On Monday, 19 November 2018 at 01:13:29 UTC, Stanislav Blinov wrote:
> You just dismissed that second to last sentence, did you? :)

I don't know what you mean with it. It's not that I'm trying to be sneaky or lazy really trying to modify the const parameter when I should treat it properly. And as the author I'm fine with Unqualing everything if that's needed, my concern is when another person using my type tries to write his own function:

```
q16 pow(q16 base, int exponent) {
  q16 result = 1;
  foreach(i; 0..exponent) result *= base;
  return result;
}

const q16 x = 3;
writeln(pow(x, 3)); //works!
```

He then wants to make it more generic, so he rewrites:

```
Q pow(Q base, int exponent) if (isFixedPoint!Q) {
  Q result = 1;
  foreach(i; 0..exponent) result *= base;
  return result;
}
```

And initially it seems to work, but as soon as it is used with const it breaks as `result` can't be mutated anymore. I'd like to set the example of writing proper generic functions, and if there is something simpler than importing Unqual I'd prefer that over my current solution. If there isn't, I'll just need to write a "don't forget to Unqual const" comment.

> ```
> T f0(T)(inout T x, inout T y) { return x + y; }
> ```
>
> ;)

What does inout do here? If the return type is also inout(T) I know that the return type gets the same qualifiers as inout parameters. But in this example, the return value is still T.

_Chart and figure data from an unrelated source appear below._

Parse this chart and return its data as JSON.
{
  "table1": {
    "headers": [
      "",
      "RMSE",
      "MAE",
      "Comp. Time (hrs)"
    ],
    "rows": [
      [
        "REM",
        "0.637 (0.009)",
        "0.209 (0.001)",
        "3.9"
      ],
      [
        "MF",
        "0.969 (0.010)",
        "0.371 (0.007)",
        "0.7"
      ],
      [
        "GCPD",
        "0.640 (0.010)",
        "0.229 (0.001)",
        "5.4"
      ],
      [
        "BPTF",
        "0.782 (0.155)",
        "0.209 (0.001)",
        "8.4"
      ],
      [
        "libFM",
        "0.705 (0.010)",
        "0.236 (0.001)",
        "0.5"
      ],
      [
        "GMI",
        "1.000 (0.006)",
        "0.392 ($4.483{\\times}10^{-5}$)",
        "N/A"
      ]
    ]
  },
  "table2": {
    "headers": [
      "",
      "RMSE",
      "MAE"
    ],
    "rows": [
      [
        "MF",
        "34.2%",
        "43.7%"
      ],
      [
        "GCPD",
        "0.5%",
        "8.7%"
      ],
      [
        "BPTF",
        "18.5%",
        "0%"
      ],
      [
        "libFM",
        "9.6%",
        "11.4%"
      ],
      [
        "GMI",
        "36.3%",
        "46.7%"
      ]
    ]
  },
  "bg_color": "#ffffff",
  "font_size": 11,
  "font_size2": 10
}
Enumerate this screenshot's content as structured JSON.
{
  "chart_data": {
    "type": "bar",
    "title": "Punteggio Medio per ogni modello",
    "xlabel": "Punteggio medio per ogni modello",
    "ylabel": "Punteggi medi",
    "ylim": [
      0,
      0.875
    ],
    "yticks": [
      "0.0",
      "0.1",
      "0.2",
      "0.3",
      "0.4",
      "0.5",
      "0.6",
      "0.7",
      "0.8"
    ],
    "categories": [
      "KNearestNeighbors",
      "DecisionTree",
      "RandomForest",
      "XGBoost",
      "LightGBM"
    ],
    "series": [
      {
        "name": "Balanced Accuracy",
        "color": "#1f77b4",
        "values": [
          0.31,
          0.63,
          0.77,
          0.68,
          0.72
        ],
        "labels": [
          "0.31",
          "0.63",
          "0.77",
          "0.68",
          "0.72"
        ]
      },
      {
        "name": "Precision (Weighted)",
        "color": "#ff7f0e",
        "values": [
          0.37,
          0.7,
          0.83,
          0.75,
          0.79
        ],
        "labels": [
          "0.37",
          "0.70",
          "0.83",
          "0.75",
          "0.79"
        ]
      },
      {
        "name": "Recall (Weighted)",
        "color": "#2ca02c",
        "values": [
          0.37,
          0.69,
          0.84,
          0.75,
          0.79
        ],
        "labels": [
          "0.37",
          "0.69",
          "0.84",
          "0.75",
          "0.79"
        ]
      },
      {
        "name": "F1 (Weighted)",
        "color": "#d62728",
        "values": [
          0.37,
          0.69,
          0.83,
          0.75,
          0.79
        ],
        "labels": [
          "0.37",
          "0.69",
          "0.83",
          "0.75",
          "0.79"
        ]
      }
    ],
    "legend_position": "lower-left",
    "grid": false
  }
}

> I know it's a bit painful though. In fact, Phobos also suffers from it. In std.numeric:

Yuck!

On Monday, 19 November 2018 at 01:24:02 UTC, Stanislav Blinov wrote:
> Yup, that's because, like Rubn said, copying value types is trivial. Where it all comes to bite you is when you start having pointers, because you can't copy a const(T)* into a T*.

I'm not using reference types, but still:

```
struct S {
    int a;
    this(int a) {
        this.a = a;
    }
}

void main()
{
    immutable S d = 3;
}

```

onlineapp.d(10): Error: mutable method onlineapp.S.this is not callable using a immutable object
onlineapp.d(10):        Consider adding const or inout to onlineapp.S.this

const still leaves the first error, inout works though I don't know what it does.
Adding pure also works.

On Monday, 19 November 2018 at 02:03:18 UTC, Dennis wrote:
> On Monday, 19 November 2018 at 01:13:29 UTC, Stanislav Blinov wrote:
>> You just dismissed that second to last sentence, did you? :)
>
> I don't know what you mean with it. It's not that I'm trying to be sneaky or lazy really trying to modify the const parameter when I should treat it properly. And as the author I'm fine with Unqualing everything if that's needed, my concern is when another person using my type tries to write his own function:
>
> ```
> q16 pow(q16 base, int exponent) {
>   q16 result = 1;
>   foreach(i; 0..exponent) result *= base;
>   return result;
> }
>
> const q16 x = 3;
> writeln(pow(x, 3)); //works!
> ```
>
> He then wants to make it more generic, so he rewrites:
>
> ```
> Q pow(Q base, int exponent) if (isFixedPoint!Q) {
>   Q result = 1;
>   foreach(i; 0..exponent) result *= base;
>   return result;
> }
> ```
>
> And initially it seems to work, but as soon as it is used with const it breaks as `result` can't be mutated anymore.

Yes, but that's not the problem with your type. It's a problem with the user not realizing that const is a type qualifier.

> I'd like to set the example of writing proper generic functions, and if there is something simpler than importing Unqual I'd prefer that over my current solution. If there isn't, I'll just need to write a "don't forget to Unqual const" comment.

>> ```
>> T f0(T)(inout T x, inout T y) { return x + y; }
>> ```
>>
>> ;)
>
> What does inout do here?

You're right, it's not needed there at all.

> If the return type is also inout(T) I know that the return type gets the same qualifiers as inout parameters. But in this example, the return value is still T.

Because, as before, value types are all copyable between mutable/const/immutable. So even if `return x + y` would yield a `const T`, you can still instantiate a T from it.